I am the first to admit that I’m not sure how much mathematics and theory has contributed to biology. Certainly the buzz is there. With the reams of data generated by the human genome project, biologists are begining to realize that they could use some help to understand all of this new data. The result has been a surge of available grant money and a flood of physicists, computer scientists and mathematicians into the field. (For the record, I made the jump over ten years ago when it was less fashionable.) I think it’s safe to say that the jury is still out on whether or not the hype has been justified.

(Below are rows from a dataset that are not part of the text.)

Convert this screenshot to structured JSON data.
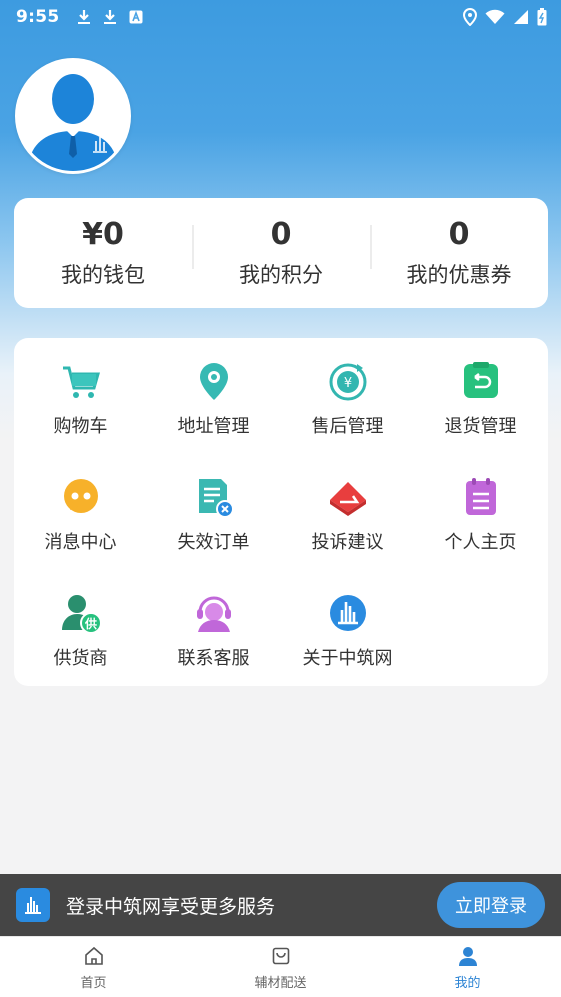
{
  "status_bar": {
    "time": "9:55"
  },
  "stats": [
    {
      "value": "¥0",
      "label": "我的钱包"
    },
    {
      "value": "0",
      "label": "我的积分"
    },
    {
      "value": "0",
      "label": "我的优惠券"
    }
  ],
  "menu": [
    {
      "label": "购物车",
      "icon": "cart-icon"
    },
    {
      "label": "地址管理",
      "icon": "location-icon"
    },
    {
      "label": "售后管理",
      "icon": "after-sales-icon"
    },
    {
      "label": "退货管理",
      "icon": "return-icon"
    },
    {
      "label": "消息中心",
      "icon": "message-icon"
    },
    {
      "label": "失效订单",
      "icon": "invalid-order-icon"
    },
    {
      "label": "投诉建议",
      "icon": "complaint-icon"
    },
    {
      "label": "个人主页",
      "icon": "profile-page-icon"
    },
    {
      "label": "供货商",
      "icon": "supplier-icon"
    },
    {
      "label": "联系客服",
      "icon": "customer-service-icon"
    },
    {
      "label": "关于中筑网",
      "icon": "about-icon"
    }
  ],
  "login_bar": {
    "text": "登录中筑网享受更多服务",
    "button": "立即登录"
  },
  "tabs": [
    {
      "label": "首页",
      "icon": "home-icon"
    },
    {
      "label": "辅材配送",
      "icon": "shopping-bag-icon"
    },
    {
      "label": "我的",
      "icon": "user-icon",
      "active": true
    }
  ],
  "colors": {
    "primary": "#3e93dc",
    "tab_active": "#2d84d4"
  }
}
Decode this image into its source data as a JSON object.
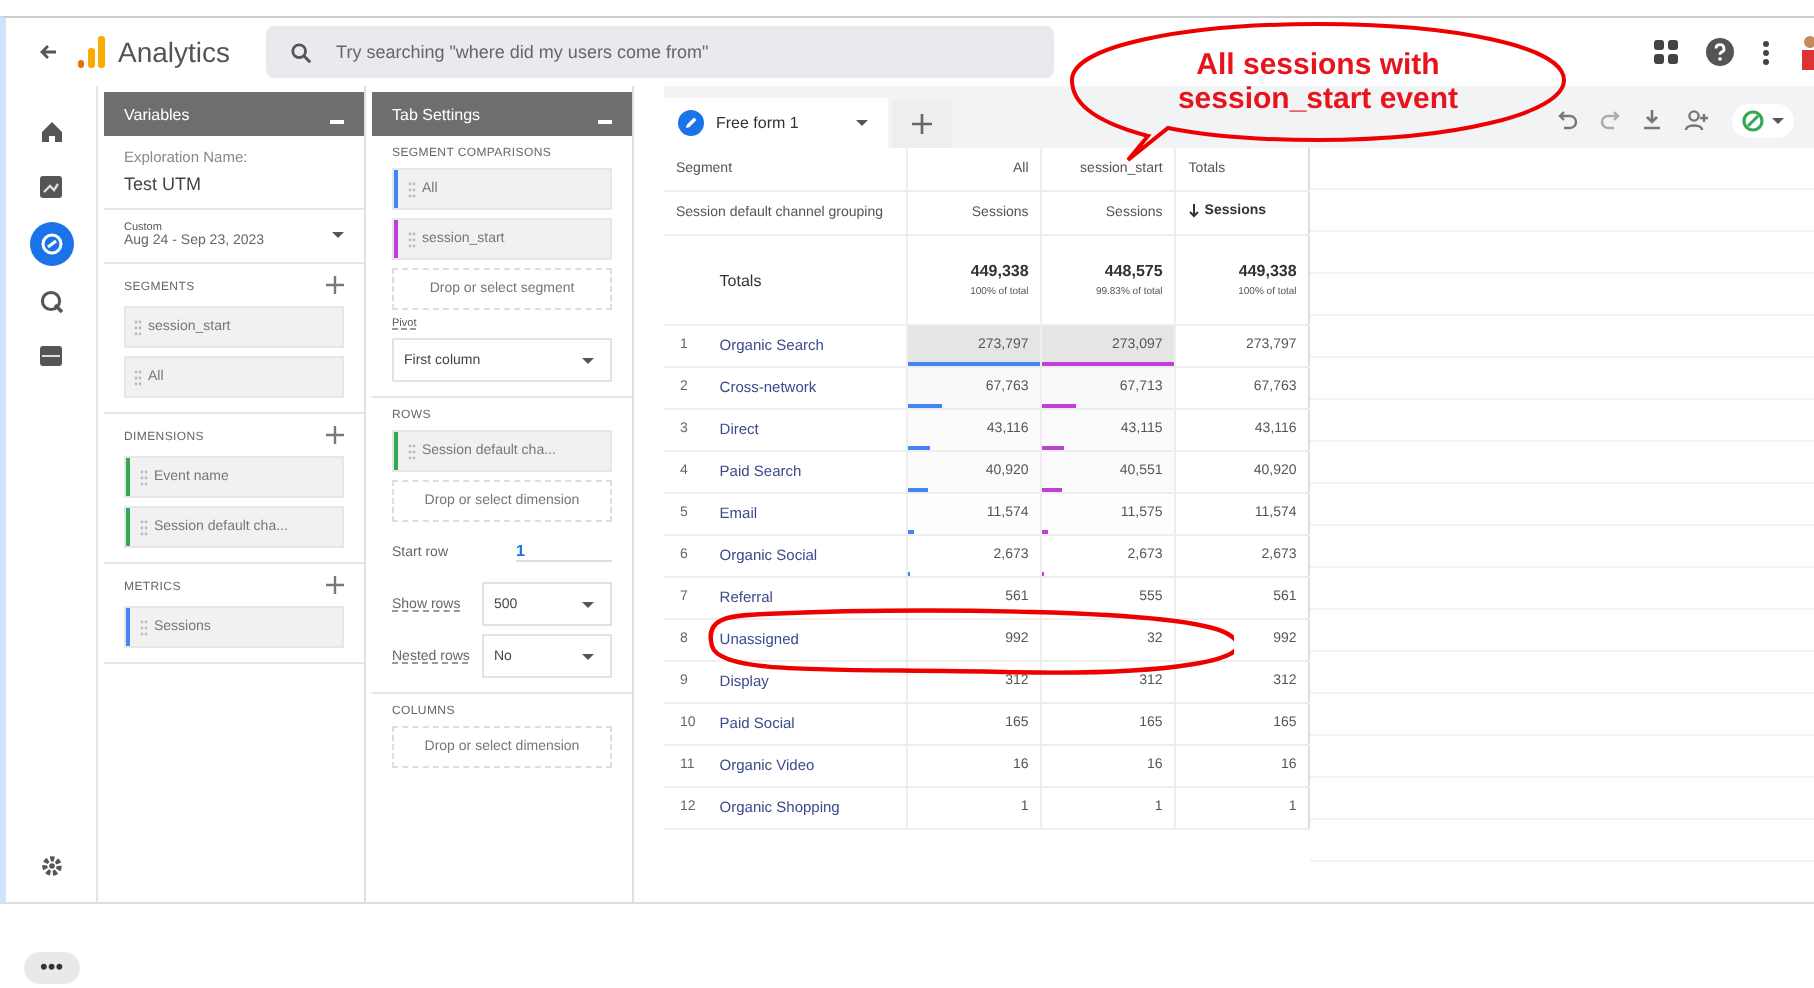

However, there has been one instance where mathematics has made a major difference and that is in the development of the triple cocktail treatment for HIV-AIDS. HIV is a particularly insidious virus because it attacks CD4 T cells of the immune system. However, it is rather slow acting. So often, when a person is infected with HIV, their virus load will remain low and CD4 counts will remain relatively high for a long period of time. Then, suddenly, the CD4 count will plummet and they will lapse into fully developed AIDS. It was first assumed that the virus replicated slowly and then accelerated at some point.
In the early 90’s, David Ho and his group were testing treatments for HIV infection and decided that mathematically modeling the virus dynamics may give clues as to what was really happening. So they called in Los Alamos biological physicists Alan Perelson and Avidan Neumann (who is currently visiting our lab at NIH) to see if anything could be inferred about the virus. They used simple models of just a few ordinary differential equations to fit to the virus load during perturbation experiments where a potent protease inhibitor was administered.
Their simple model showed that the virus was far more active than previously believed. During the quiet phase where virus loads were low, the virus was actually replicating very rapidly but the immune system was running at high speed to compensate. Full blown AIDS developed when the immune system wore out and could no longer keep up with the virus. The implication was that any anti-viral treatment that targeted a single specific mechanism would fail because the virus would quickly evolve a defense. Thus the triple cocktail was invented. The virus would then need to evolve three separate defenses and this was difficult enough to keep it at bay. The results were published in two deservedly celebrated papers – the first in Nature in 1995 and the second in Science in 1996. I think their achievement represents the best example of how theoretical ideas can be useful in biology.